All of the Catholic entities in the diocese are covered by
the $37 million settlement, so they will be given protection by
the bankruptcy court from future claims even though they didnt
file under Chapter 11.

Five Roman Catholic dioceses filed Chapter 11 petitions to
settle sexual abuse claims. Spokane, Washington; Portland,
Oregon; and Tucson, Arizona, previously emerged from Chapter 11.
The Chapter 11 case of the diocese in San Diego will be dismissed
to complete a settlement out-of-court.

The Davenport diocese filed under Chapter 11 in October
2006, just after a September 2006 jury verdict awarding $1.5
million on a sexual abuse claim.

The case is In re Diocese of Davenport, No. 06-02229, U.S.
Bankruptcy Court, Southern District Iowa (Davenport).

Peoples Choice Asking for More Time to File Liquidating Plan

Peoples Choice Financial Corp., a former subprime mortgage
originator, told the bankruptcy court on Jan. 29 its “in the
process of negotiating key provisions of a liquidating Chapter
11 plan with the creditors committee.

The company wants the exclusive right to file a plan
extended until March 31. So-called exclusivity otherwise would
have expired yesterday.

The official committee is entitled to file a plan under a
previous agreement with the company.

Peoples Choice sold the assets and generated $45 million in
gross proceeds.

Irvine, California-based Peoples Choice originated $5.5
billion in mortgage loans during calendar 2006 from 19 offices
around the U.S. After the Chapter 11 filing last March, the
company sold loan servicing rights, residual interests, and the
loan servicing and loan origination platforms.

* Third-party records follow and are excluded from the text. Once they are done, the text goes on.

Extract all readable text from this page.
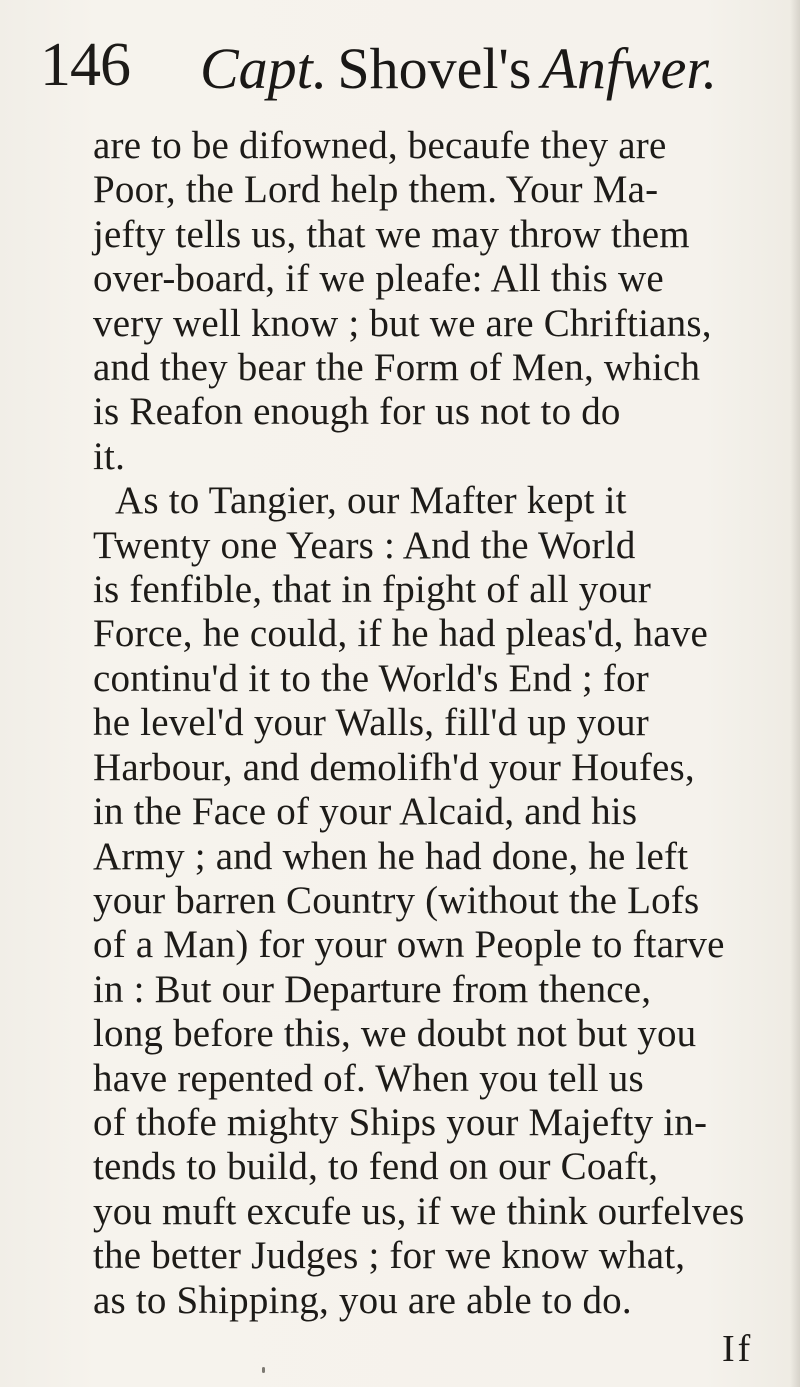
146 Capt. Shovel's Anfwer.
are to be difowned, becaufe they are
Poor, the Lord help them. Your Ma-
jefty tells us, that we may throw them
over-board, if we pleafe: All this we
very well know ; but we are Chriftians,
and they bear the Form of Men, which
is Reafon enough for us not to do
it.
As to Tangier, our Mafter kept it
Twenty one Years : And the World
is fenfible, that in fpight of all your
Force, he could, if he had pleas'd, have
continu'd it to the World's End ; for
he level'd your Walls, fill'd up your
Harbour, and demolifh'd your Houfes,
in the Face of your Alcaid, and his
Army ; and when he had done, he left
your barren Country (without the Lofs
of a Man) for your own People to ftarve
in : But our Departure from thence,
long before this, we doubt not but you
have repented of. When you tell us
of thofe mighty Ships your Majefty in-
tends to build, to fend on our Coaft,
you muft excufe us, if we think ourfelves
the better Judges ; for we know what,
as to Shipping, you are able to do.
If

The case is In re Peoples Choice Home Loan Inc. 07-10765,
U.S. Bankruptcy Court, Central District of California (Santa
Ana).

Two Plans Filed to Compete with Scotia/Palcos Reorganization

Two Chapter 11 plans were filed to compete with the
reorganization proposed by timberland owner Scotia Pacific Co.
and affiliate Pacific Lumber Co.

One competing plan, calling for an auction, was filed by the
indenture trustee for the holders of $800 million in notes
secured by Scotias 210,000 acres of redwood timberland in
Humboldt County, California.

The second competing plan comes from a secured creditor,
Marathon Structured Finance Fund LP. Marathon is teamed up with
Mendocino Redwood Co., a family-owned operator of a sawmill and
230,000 acres of nearby redwood forests. Marathon is the
administrative agent for the companies term loan and revolving
credit.

To read Bloomberg coverage describing the competing plans,
click here.

Scotia and Palco already have a plan on file promising to
pay creditors in full. The noteholders object to how the plan, if
approved by the bankruptcy court, would take away their first
lien and substitute a second lien behind $350 million in new
secured debt.

Palco and Scotia in December gave up the exclusive right to
file a plan. A hearing to approve a disclosure statement
explaining the plans is set for Feb. 28. The confirmation hearing
for approval of one of the competing plans was scheduled for
April 1.

The two companies and four affiliates filed Chapter 11
petitions in January when a $27 million payment was coming due to
the timber noteholders. Headed by Texan Charles Hurwitz, Maxxam
Inc. acquired the companies in a 1986 leveraged buyout.

The case is Scotia Pacific Co. LLC, 07-20027, Bankruptcy
Court, Southern District Texas (Corpus Christi).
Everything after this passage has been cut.